Helping Life To Be Better!
Category : Cancer Self-Help Emotional Healing Hope and Faith
By Dr Pat Giles in 1999
Introducing: Dr. Pat Giles, Formerly Associate Professor of Department of Obstetrics and Gynecology OB-GYN, University WA.
He is an acclaimed speaker for Western Australian graduate Doctors and Medical Students.
Presenting: A lecture on “Helping life to be better.”
Disclaimer: Notes recorded by Debby Blettner
Grief can be a very strengthening experience.
Laughter is a great tranquilizer.
There are 3 phases to grief
1st phase – the problems hit you, you receive the diagnosis.
2nd phase– The acute stress is gone but you still can’t see beyond the horizon.
3rd phase– No person’s land in between.
Survivors develop strategies that help them survive.
Phase 1:
After the diagnosis has sunk in, life is grey. Lap up kind gestures and acts of kindness. It does you good.

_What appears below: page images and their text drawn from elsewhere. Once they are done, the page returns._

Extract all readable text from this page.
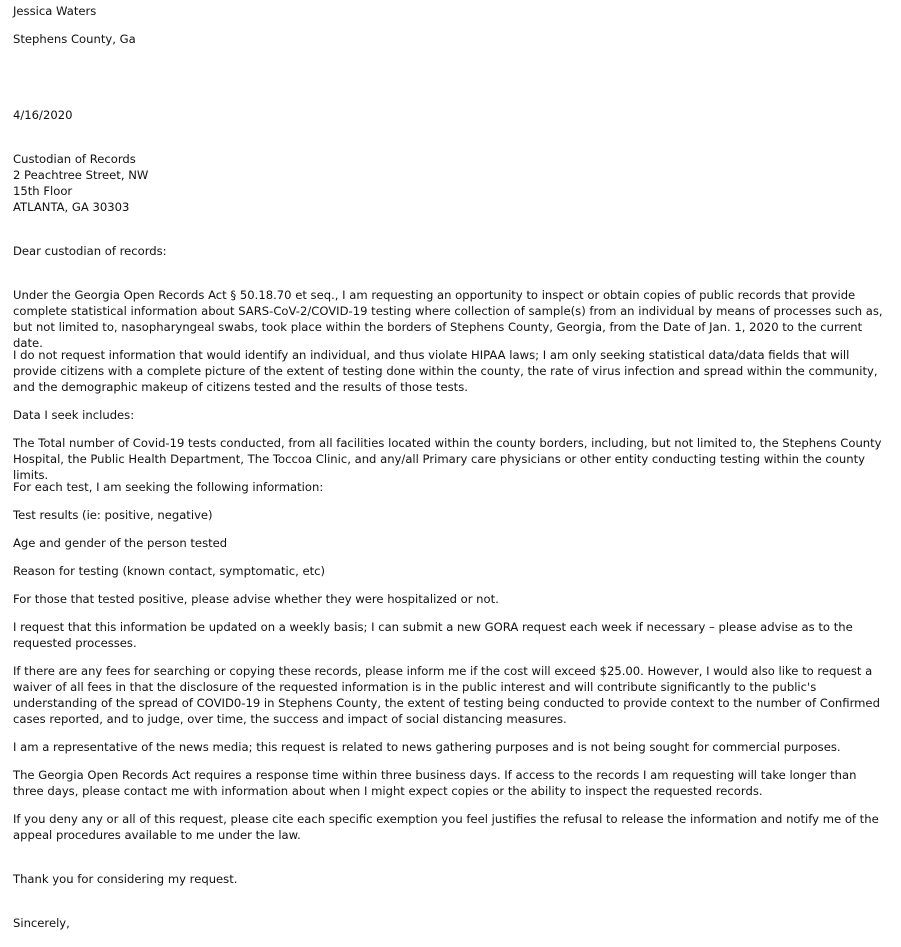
Jessica Waters

Stephens County, Ga

4/16/2020

Custodian of Records
2 Peachtree Street, NW
15th Floor
ATLANTA, GA 30303

Dear custodian of records:

Under the Georgia Open Records Act § 50.18.70 et seq., I am requesting an opportunity to inspect or obtain copies of public records that provide complete statistical information about SARS-CoV-2/COVID-19 testing where collection of sample(s) from an individual by means of processes such as, but not limited to, nasopharyngeal swabs, took place within the borders of Stephens County, Georgia, from the Date of Jan. 1, 2020 to the current date.

I do not request information that would identify an individual, and thus violate HIPAA laws; I am only seeking statistical data/data fields that will provide citizens with a complete picture of the extent of testing done within the county, the rate of virus infection and spread within the community, and the demographic makeup of citizens tested and the results of those tests.

Data I seek includes:

The Total number of Covid-19 tests conducted, from all facilities located within the county borders, including, but not limited to, the Stephens County Hospital, the Public Health Department, The Toccoa Clinic, and any/all Primary care physicians or other entity conducting testing within the county limits.

For each test, I am seeking the following information:

Test results (ie: positive, negative)

Age and gender of the person tested

Reason for testing (known contact, symptomatic, etc)

For those that tested positive, please advise whether they were hospitalized or not.

I request that this information be updated on a weekly basis; I can submit a new GORA request each week if necessary – please advise as to the requested processes.

If there are any fees for searching or copying these records, please inform me if the cost will exceed $25.00. However, I would also like to request a waiver of all fees in that the disclosure of the requested information is in the public interest and will contribute significantly to the public's understanding of the spread of COVID0-19 in Stephens County, the extent of testing being conducted to provide context to the number of Confirmed cases reported, and to judge, over time, the success and impact of social distancing measures.

I am a representative of the news media; this request is related to news gathering purposes and is not being sought for commercial purposes.

The Georgia Open Records Act requires a response time within three business days. If access to the records I am requesting will take longer than three days, please contact me with information about when I might expect copies or the ability to inspect the requested records.

If you deny any or all of this request, please cite each specific exemption you feel justifies the refusal to release the information and notify me of the appeal procedures available to me under the law.

Thank you for considering my request.

Sincerely,
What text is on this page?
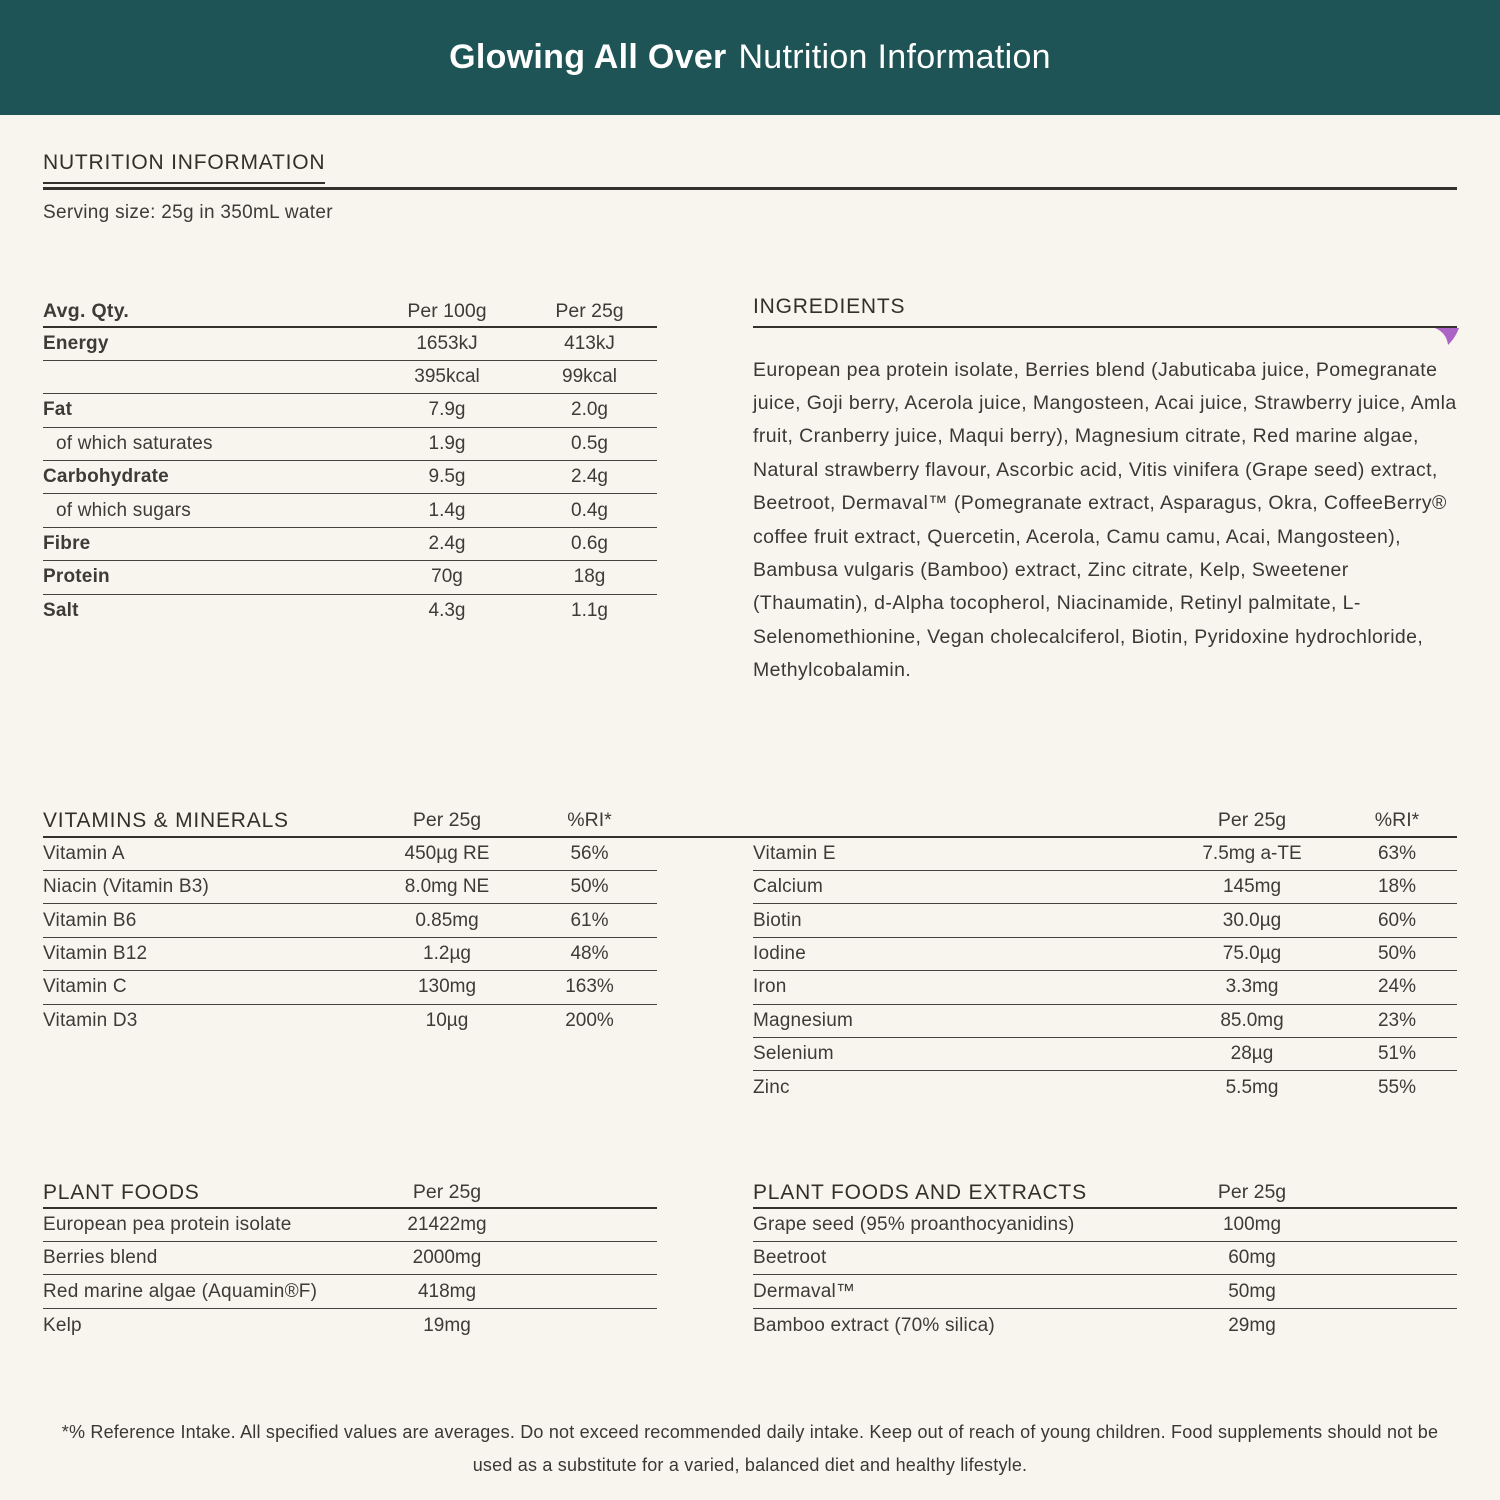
Glowing All Over Nutrition Information
NUTRITION INFORMATION

Serving size: 25g in 350mL water

Avg. Qty.	Per 100g	Per 25g
Energy	1653kJ	413kJ
395kcal	99kcal
Fat	7.9g	2.0g
of which saturates	1.9g	0.5g
Carbohydrate	9.5g	2.4g
of which sugars	1.4g	0.4g
Fibre	2.4g	0.6g
Protein	70g	18g
Salt	4.3g	1.1g
INGREDIENTS

European pea protein isolate, Berries blend (Jabuticaba juice, Pomegranate juice, Goji berry, Acerola juice, Mangosteen, Acai juice, Strawberry juice, Amla fruit, Cranberry juice, Maqui berry), Magnesium citrate, Red marine algae, Natural strawberry flavour, Ascorbic acid, Vitis vinifera (Grape seed) extract, Beetroot, Dermaval™ (Pomegranate extract, Asparagus, Okra, CoffeeBerry® coffee fruit extract, Quercetin, Acerola, Camu camu, Acai, Mangosteen), Bambusa vulgaris (Bamboo) extract, Zinc citrate, Kelp, Sweetener (Thaumatin), d-Alpha tocopherol, Niacinamide, Retinyl palmitate, L-Selenomethionine, Vegan cholecalciferol, Biotin, Pyridoxine hydrochloride, Methylcobalamin.

VITAMINS & MINERALS	Per 25g	%RI*	Per 25g	%RI*
Vitamin A	450µg RE	56%
Niacin (Vitamin B3)	8.0mg NE	50%
Vitamin B6	0.85mg	61%
Vitamin B12	1.2µg	48%
Vitamin C	130mg	163%
Vitamin D3	10µg	200%
Vitamin E	7.5mg a-TE	63%
Calcium	145mg	18%
Biotin	30.0µg	60%
Iodine	75.0µg	50%
Iron	3.3mg	24%
Magnesium	85.0mg	23%
Selenium	28µg	51%
Zinc	5.5mg	55%
PLANT FOODS	Per 25g
European pea protein isolate	21422mg
Berries blend	2000mg
Red marine algae (Aquamin®F)	418mg
Kelp	19mg
PLANT FOODS AND EXTRACTS	Per 25g
Grape seed (95% proanthocyanidins)	100mg
Beetroot	60mg
Dermaval™	50mg
Bamboo extract (70% silica)	29mg

*% Reference Intake. All specified values are averages. Do not exceed recommended daily intake. Keep out of reach of young children. Food supplements should not be used as a substitute for a varied, balanced diet and healthy lifestyle.
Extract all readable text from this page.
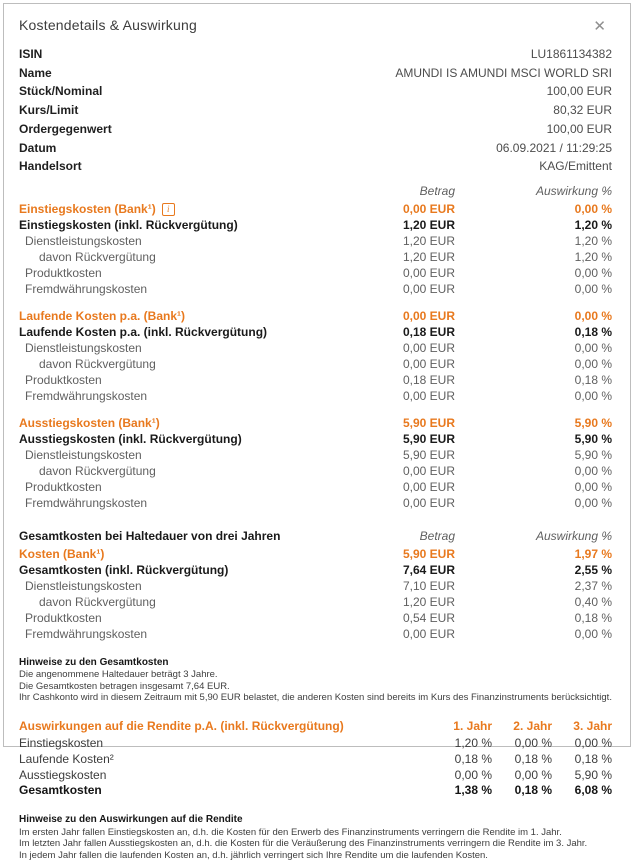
Kostendetails & Auswirkung	✕
ISIN	LU1861134382
Name	AMUNDI IS AMUNDI MSCI WORLD SRI
Stück/Nominal	100,00 EUR
Kurs/Limit	80,32 EUR
Ordergegenwert	100,00 EUR
Datum	06.09.2021 / 11:29:25
Handelsort	KAG/Emittent
Betrag	Auswirkung %
Einstiegskosten (Bank¹) i	0,00 EUR	0,00 %
Einstiegskosten (inkl. Rückvergütung)	1,20 EUR	1,20 %
Dienstleistungskosten	1,20 EUR	1,20 %
davon Rückvergütung	1,20 EUR	1,20 %
Produktkosten	0,00 EUR	0,00 %
Fremdwährungskosten	0,00 EUR	0,00 %
Laufende Kosten p.a. (Bank¹)	0,00 EUR	0,00 %
Laufende Kosten p.a. (inkl. Rückvergütung)	0,18 EUR	0,18 %
Dienstleistungskosten	0,00 EUR	0,00 %
davon Rückvergütung	0,00 EUR	0,00 %
Produktkosten	0,18 EUR	0,18 %
Fremdwährungskosten	0,00 EUR	0,00 %
Ausstiegskosten (Bank¹)	5,90 EUR	5,90 %
Ausstiegskosten (inkl. Rückvergütung)	5,90 EUR	5,90 %
Dienstleistungskosten	5,90 EUR	5,90 %
davon Rückvergütung	0,00 EUR	0,00 %
Produktkosten	0,00 EUR	0,00 %
Fremdwährungskosten	0,00 EUR	0,00 %
Gesamtkosten bei Haltedauer von drei Jahren	Betrag	Auswirkung %
Kosten (Bank¹)	5,90 EUR	1,97 %
Gesamtkosten (inkl. Rückvergütung)	7,64 EUR	2,55 %
Dienstleistungskosten	7,10 EUR	2,37 %
davon Rückvergütung	1,20 EUR	0,40 %
Produktkosten	0,54 EUR	0,18 %
Fremdwährungskosten	0,00 EUR	0,00 %
Hinweise zu den Gesamtkosten
Die angenommene Haltedauer beträgt 3 Jahre.
Die Gesamtkosten betragen insgesamt 7,64 EUR.
Ihr Cashkonto wird in diesem Zeitraum mit 5,90 EUR belastet, die anderen Kosten sind bereits im Kurs des Finanzinstruments berücksichtigt.
Auswirkungen auf die Rendite p.A. (inkl. Rückvergütung)	1. Jahr	2. Jahr	3. Jahr
Einstiegskosten	1,20 %	0,00 %	0,00 %
Laufende Kosten²	0,18 %	0,18 %	0,18 %
Ausstiegskosten	0,00 %	0,00 %	5,90 %
Gesamtkosten	1,38 %	0,18 %	6,08 %
Hinweise zu den Auswirkungen auf die Rendite
Im ersten Jahr fallen Einstiegskosten an, d.h. die Kosten für den Erwerb des Finanzinstruments verringern die Rendite im 1. Jahr.
Im letzten Jahr fallen Ausstiegskosten an, d.h. die Kosten für die Veräußerung des Finanzinstruments verringern die Rendite im 3. Jahr.
In jedem Jahr fallen die laufenden Kosten an, d.h. jährlich verringert sich Ihre Rendite um die laufenden Kosten.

When words are used in empathy, it is not so much the words, but the emotion that sticks.
The good company of friends is worth a pharmaceutical shelf of medicines.
Praying: say what you feel like.
Take it easy on yourself, have what you enjoy, take it easy on yourself.
Phase 2:
NB: Yoga training was taken up by this doctor, Dr Giles. He did it for 20 minutes a day.
Talk through your worries when you need to, it reduces them significantly.
We want to feel that we are being cared for, mended spiritually, emotionally, physically and mentally.
Relaxation is important. Attend concerts and movies.
NB: Dr Giles took meditation and yoga and prayer as an antidote for all the negative, after his child was suddenly killed in a car accident.
One day a week be free from the News.
Walking is the cheapest, least hazardous exercise. Walk leisurely- enjoy social interaction.
Walking by the sea or in a forest helps us to see ourselves as a smaller creation, part of the big picture.
Enjoy good company- good sleep and good food.
Social help– people who help us are very important, relationships are important.
There is a lot of evidence to prove that relationships and touch are very important.
Social support can help people live longer.
Socially isolated – if you are it is difficult to make friends after diagnosis. You should do it before hand.
Spiritual values – become at peace with yourself and your Creator.
Believe that suffering has a meaning and bear their cross with them, or stay with people that have positive outlooks.
Joke: The greatest sin is to overcook fish!
(Everybody present roared with laughter!)
Feel fulfilled by helping others!
NB: After Dr Gile’s tragedy, he blew kisses to people who honked at him at the lights. He said that two women followed him home!
By giving you receive, physically.
People with Aides who helped others, lived 3x longer!
If you have cancer don’t make any big decisions, sit tight.
Seek information, misinformation can be very distressful.
Some people think that cancer is contagious.
For your GP doctor:
- Make a list.
- If you can’t get through it in one consultation, just tick it off as it gets done.
- Get all of the information you feel you need.
- If you feel rushed, confused or intimidated, tell your doctor to slow it down.
For Yourself:
Maintain fitness.
Use different methods of relaxing, feeling good and helping others.
Never let the treatment be worse than the disease.
Anything that is therapeutic has a thorn.
Every therapeutic rose has its thorn.
Keep an open mind, but no so open that your brains drop out!
You’ll be happy if you strive for fitness, feel in control, be optimistic, have friends you can share confidence with.
Many people feel benefited from having cancer. They appreciate things they once took for granted.
Support groups make you feel better and add days to your life. Ventilate feelings, communicate, it helps you to cope.
Despair over diagnosis: sometimes getting the diagnosis can be worse than the disease.
A patient was ready to die and he asked the doctor if he had cancer. The doctor told the patient that he did not have cancer and the patient died with a smile on his face.
Forgive freely.
Prayer – If you pray, you change, and the way you look at life changes.
Happiness isn’t in the future, but here and now with whom you are with and where you are.